18 January 2012versione stampabile

Luca Galassi

Anno nuovo, ministro nuovo. Come nuovo è anche l’osservatorio sull’integrazione scolastica, insediato due settimane fa a Roma dal ministro per l’istruzione Francesco Profumo. All’incontro hanno preso parte le dieci associazioni più rappresentative delle persone con disabilità. Aumentano le presenze di portatori di disabilità nella scuola, ma i problemi restano gli stessi. Secondo una previsione del mensile ‘Tuttoscuola’, dagli attuali 191mila disabili nelle scuole italiane, si arrivera a 195mila (dieci anni fa erano 116mila). Le iscrizioni scadono infatti il 20 febbraio, e per chi comincerà elementari, medie e superiori, si potranno svolgere le pratiche on-line – salvo ingorghi – in un apposito servizio web attivato dal ministero dell’Istruzione.

Dovranno essere nominati 97mila docenti di sostegno, dei quali diverse centinaia per effetto di sentenze del Tar. La Corte costituzionale ha infatti stabilito due anni fa il diritto degli alunni al sostegno in caso di necessità (e non secondo la proporzione della Finanziaria 2008, mai raggiunta, del 70 percento dei posti di sostegno ‘stabili’). Accade così che si dovrà fare nuovamente ricorso alla ‘deroga’, ovvero a posti da assegnare a docenti precari. I posti fissi – secondo Tuttoscuola – rappresentano il 64,6 percento del totale, quelli aggiuntivi il resto. Una situazione che da anni è in attesa di stabilizzazione. E sono gli stessi criteri di ‘stabilizzazione’ a far discutere.

Grande agitazione ha provocato nei giorni scorsi un bando indetto dall’Agenzia per lo sviluppo e l’autonomia scolastica (Ansas), ente ministeriale preposto alla formazione e all’aggiornamento professionale, con il quale si prevedeva una selezione per tutor destinati a formare il personale docente in esubero da ricollocare sul posto di sostegno. Il timore era che formatori avviassero alla conoscenza delle diverse disabilità i colleghi in una giusta cornice di ‘riconversione professionale’, ma senza considerare che gli insegnanti di sostengo sono tali perché specializzati, formati attraverso un percorso universitario, con esami di didattica speciale e supportati da numerosi laboratori applicativi e da un compiuto percorso di tirocinio.

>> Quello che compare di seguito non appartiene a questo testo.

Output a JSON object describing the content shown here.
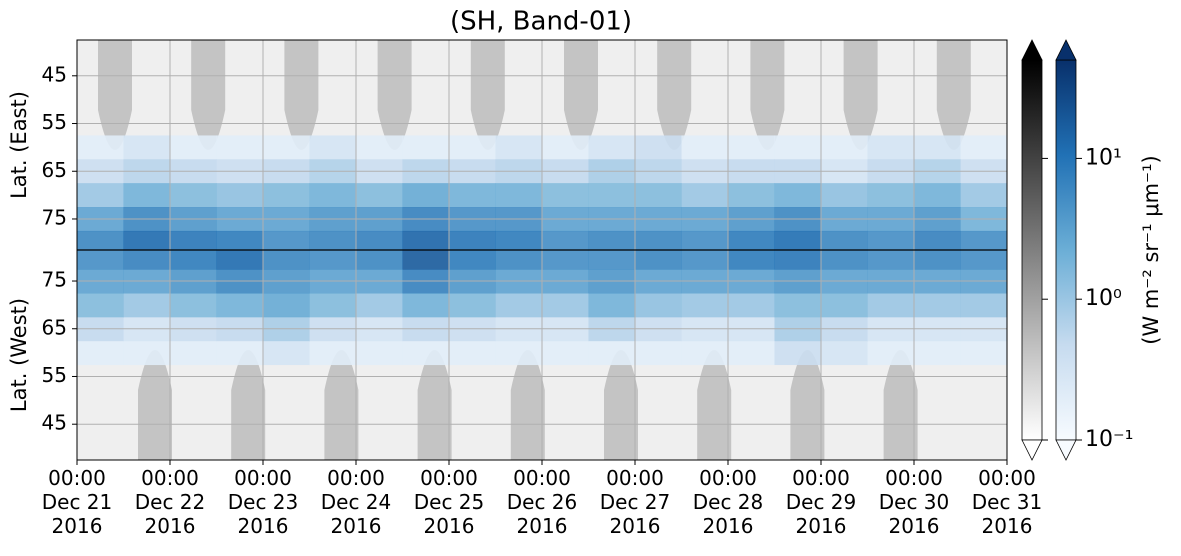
{
  "chart_data": {
    "type": "heatmap",
    "title": "(SH, Band-01)",
    "grid": true,
    "xlim": [
      "2016-12-21T00:00",
      "2016-12-31T00:00"
    ],
    "xticks": [
      {
        "value": "2016-12-21T00:00",
        "label": "00:00\nDec 21\n2016"
      },
      {
        "value": "2016-12-22T00:00",
        "label": "00:00\nDec 22\n2016"
      },
      {
        "value": "2016-12-23T00:00",
        "label": "00:00\nDec 23\n2016"
      },
      {
        "value": "2016-12-24T00:00",
        "label": "00:00\nDec 24\n2016"
      },
      {
        "value": "2016-12-25T00:00",
        "label": "00:00\nDec 25\n2016"
      },
      {
        "value": "2016-12-26T00:00",
        "label": "00:00\nDec 26\n2016"
      },
      {
        "value": "2016-12-27T00:00",
        "label": "00:00\nDec 27\n2016"
      },
      {
        "value": "2016-12-28T00:00",
        "label": "00:00\nDec 28\n2016"
      },
      {
        "value": "2016-12-29T00:00",
        "label": "00:00\nDec 29\n2016"
      },
      {
        "value": "2016-12-30T00:00",
        "label": "00:00\nDec 30\n2016"
      },
      {
        "value": "2016-12-31T00:00",
        "label": "00:00\nDec 31\n2016"
      }
    ],
    "x_bins": [
      "2016-12-21T00:00",
      "2016-12-21T12:00",
      "2016-12-22T00:00",
      "2016-12-22T12:00",
      "2016-12-23T00:00",
      "2016-12-23T12:00",
      "2016-12-24T00:00",
      "2016-12-24T12:00",
      "2016-12-25T00:00",
      "2016-12-25T12:00",
      "2016-12-26T00:00",
      "2016-12-26T12:00",
      "2016-12-27T00:00",
      "2016-12-27T12:00",
      "2016-12-28T00:00",
      "2016-12-28T12:00",
      "2016-12-29T00:00",
      "2016-12-29T12:00",
      "2016-12-30T00:00",
      "2016-12-30T12:00",
      "2016-12-31T00:00"
    ],
    "panels": [
      {
        "ylabel": "Lat. (East)",
        "ylim": [
          81.5,
          37.5
        ],
        "yticks": [
          45,
          55,
          65,
          75
        ],
        "lat_bins": [
          57.5,
          62.5,
          67.5,
          72.5,
          77.5,
          81.5
        ],
        "values": [
          [
            0.2,
            0.3,
            0.2,
            0.2,
            0.2,
            0.3,
            0.2,
            0.2,
            0.2,
            0.3,
            0.2,
            0.3,
            0.4,
            0.2,
            0.2,
            0.2,
            0.2,
            0.3,
            0.3,
            0.2
          ],
          [
            0.4,
            0.6,
            0.5,
            0.4,
            0.5,
            0.7,
            0.4,
            0.6,
            0.5,
            0.6,
            0.5,
            0.8,
            0.6,
            0.4,
            0.5,
            0.5,
            0.3,
            0.5,
            0.7,
            0.4
          ],
          [
            1,
            2,
            1.5,
            1.2,
            1.5,
            2,
            1.5,
            2.5,
            2,
            2,
            1.5,
            1.5,
            1.5,
            1,
            1.5,
            2,
            1.2,
            1.5,
            2,
            1
          ],
          [
            3,
            6,
            4,
            3,
            3,
            4,
            4,
            7,
            5,
            5,
            3,
            3,
            3,
            3,
            4,
            6,
            3,
            3,
            4,
            2
          ],
          [
            6,
            12,
            9,
            8,
            5,
            6,
            7,
            14,
            9,
            8,
            5,
            6,
            6,
            5,
            8,
            11,
            6,
            5,
            7,
            5
          ]
        ]
      },
      {
        "ylabel": "Lat. (West)",
        "ylim": [
          37.5,
          81.5
        ],
        "yticks": [
          45,
          55,
          65,
          75
        ],
        "lat_bins": [
          57.5,
          62.5,
          67.5,
          72.5,
          77.5,
          81.5
        ],
        "values": [
          [
            0.2,
            0.2,
            0.2,
            0.2,
            0.3,
            0.2,
            0.2,
            0.2,
            0.2,
            0.2,
            0.2,
            0.2,
            0.2,
            0.2,
            0.2,
            0.4,
            0.3,
            0.2,
            0.2,
            0.2
          ],
          [
            0.5,
            0.3,
            0.4,
            0.5,
            0.8,
            0.4,
            0.3,
            0.5,
            0.4,
            0.3,
            0.3,
            0.6,
            0.4,
            0.3,
            0.3,
            0.8,
            0.5,
            0.3,
            0.3,
            0.3
          ],
          [
            1.5,
            1,
            1.5,
            2,
            2.5,
            1.5,
            1,
            2,
            1.5,
            1,
            1,
            2,
            1.2,
            1,
            1,
            1.5,
            1.5,
            1,
            1,
            1
          ],
          [
            3,
            3,
            4,
            6,
            4,
            3,
            3,
            7,
            4,
            3,
            3,
            4,
            3,
            3,
            3,
            4,
            3,
            3,
            3,
            3
          ],
          [
            5,
            7,
            8,
            12,
            6,
            5,
            6,
            18,
            8,
            6,
            5,
            5,
            6,
            5,
            8,
            9,
            6,
            5,
            6,
            5
          ]
        ]
      }
    ],
    "colorbar": {
      "label": "(W m⁻² sr⁻¹ μm⁻¹)",
      "scale": "log",
      "lim": [
        0.1,
        50
      ],
      "ticks": [
        {
          "value": 0.1,
          "label": "10⁻¹"
        },
        {
          "value": 1,
          "label": "10⁰"
        },
        {
          "value": 10,
          "label": "10¹"
        }
      ],
      "gray_colors": [
        "#ffffff",
        "#000000"
      ],
      "blue_colors": [
        "#f7fbff",
        "#c6dbef",
        "#6baed6",
        "#2171b5",
        "#08306b"
      ]
    }
  }
}
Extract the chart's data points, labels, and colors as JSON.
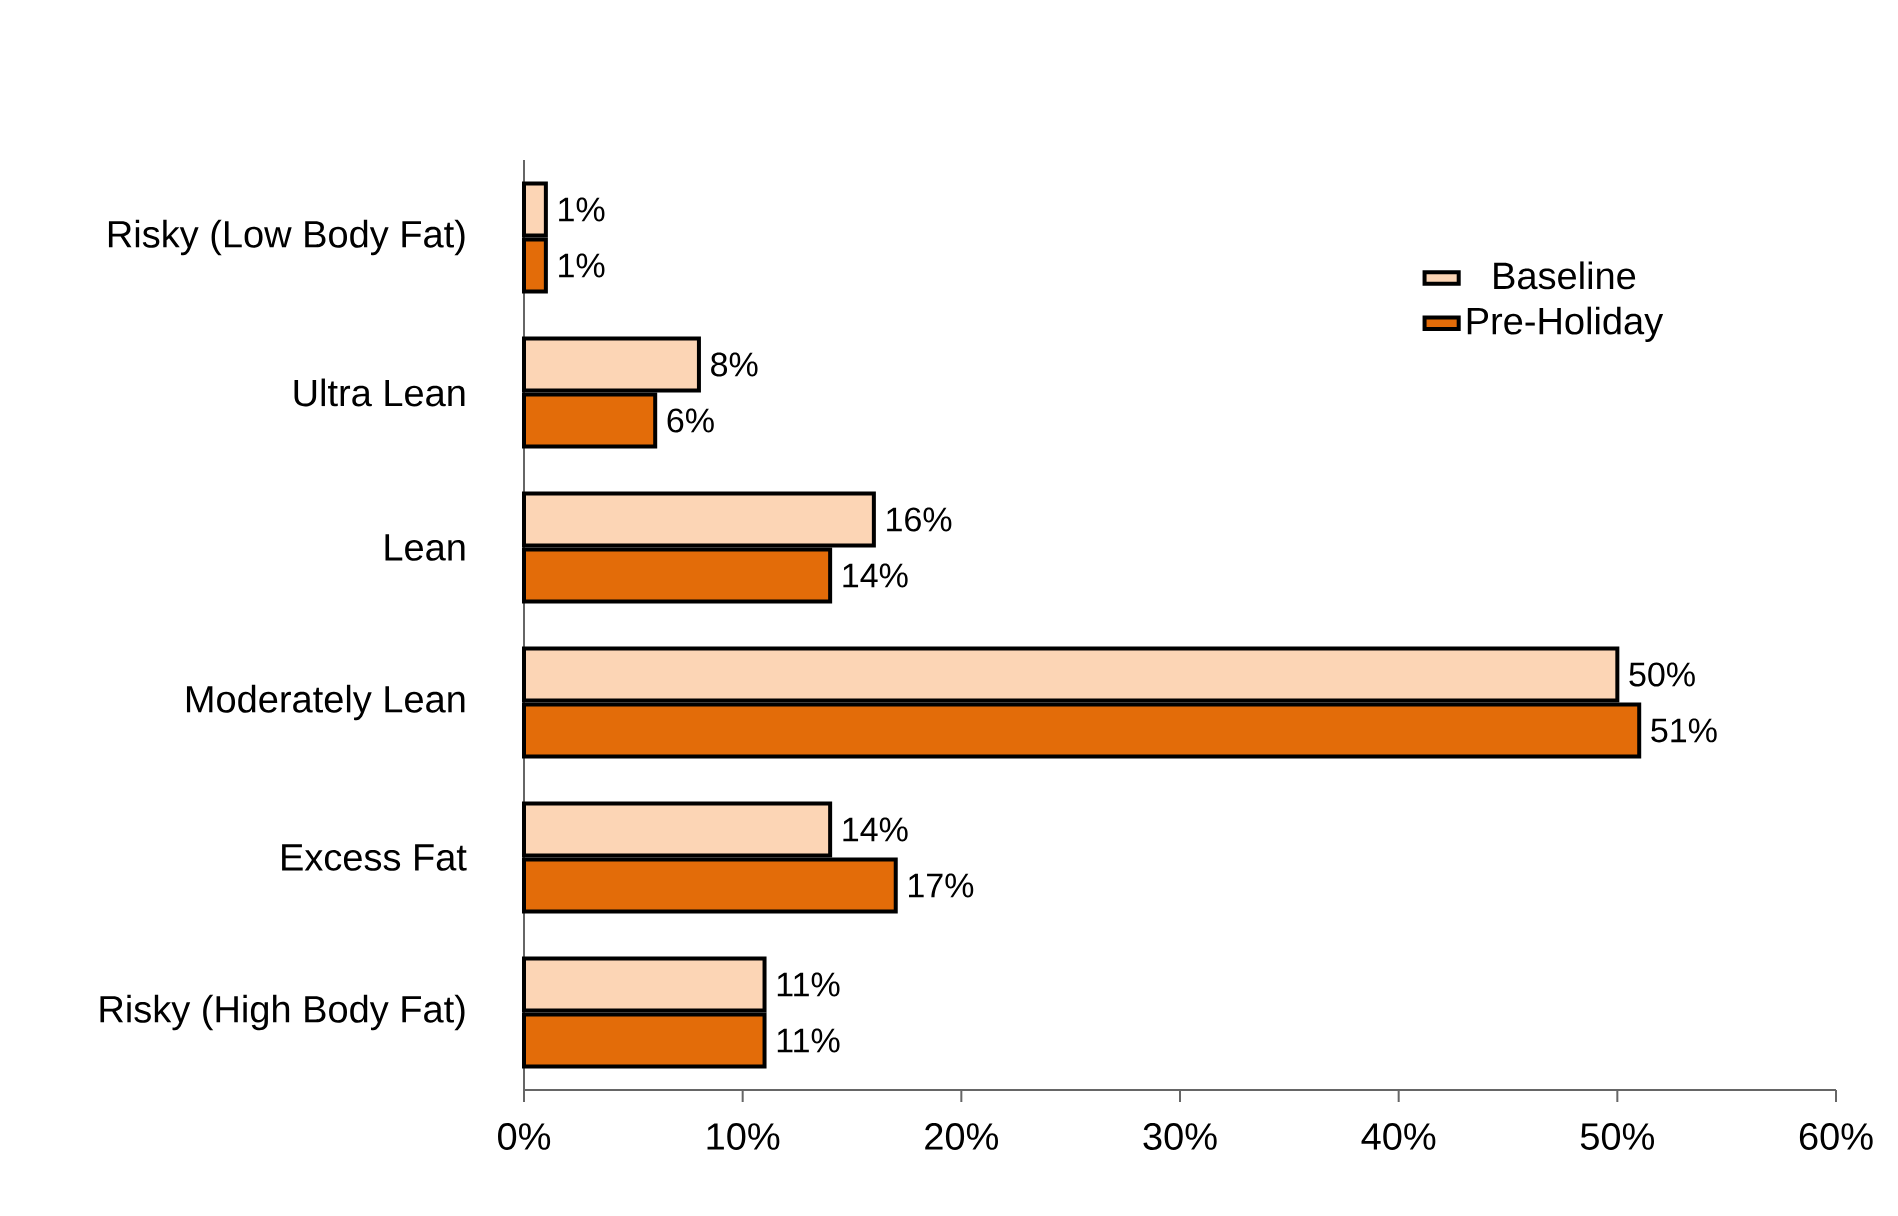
{
  "chart_data": {
    "type": "bar",
    "orientation": "horizontal",
    "categories": [
      "Risky (Low Body Fat)",
      "Ultra Lean",
      "Lean",
      "Moderately Lean",
      "Excess Fat",
      "Risky (High Body Fat)"
    ],
    "series": [
      {
        "name": "Baseline",
        "color": "#fcd5b5",
        "values": [
          1,
          8,
          16,
          50,
          14,
          11
        ],
        "value_labels": [
          "1%",
          "8%",
          "16%",
          "50%",
          "14%",
          "11%"
        ]
      },
      {
        "name": "Pre-Holiday",
        "color": "#e36c09",
        "values": [
          1,
          6,
          14,
          51,
          17,
          11
        ],
        "value_labels": [
          "1%",
          "6%",
          "14%",
          "51%",
          "17%",
          "11%"
        ]
      }
    ],
    "xlim": [
      0,
      60
    ],
    "xticks": [
      {
        "value": 0,
        "label": "0%"
      },
      {
        "value": 10,
        "label": "10%"
      },
      {
        "value": 20,
        "label": "20%"
      },
      {
        "value": 30,
        "label": "30%"
      },
      {
        "value": 40,
        "label": "40%"
      },
      {
        "value": 50,
        "label": "50%"
      },
      {
        "value": 60,
        "label": "60%"
      }
    ],
    "legend": "top right"
  }
}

L’Anief, sindacato tra i più attenti ai problemi della formazione dei docenti e della precarietà nella scuola, aveva preso una dura posizione contro l’iniziativa dell’Ansas il 30 dicembre. L’ente ha revocato in autotutela il bando il 5 gennaio. “Anziché ipotizzare nuovi modelli per la formazione degli insegnanti di sostegno – spiega il sindacato – il Miur farebbe bene ad attivarsi per formare gli insegnanti sui disturbi specifici di apprendimento, ad un anno dall’approvazione della legge n. 170 dell’8 ottobre 2010, e per fare attivare dai direttori scolastici regionali tutti i posti in deroga senza discriminare o penalizzare gli alunni con handicap meno gravi nell’assegnazione delle ore. Temi che devono essere posti con forza e risolti all’Osservatorio permanente per l’integrazione scolastica”.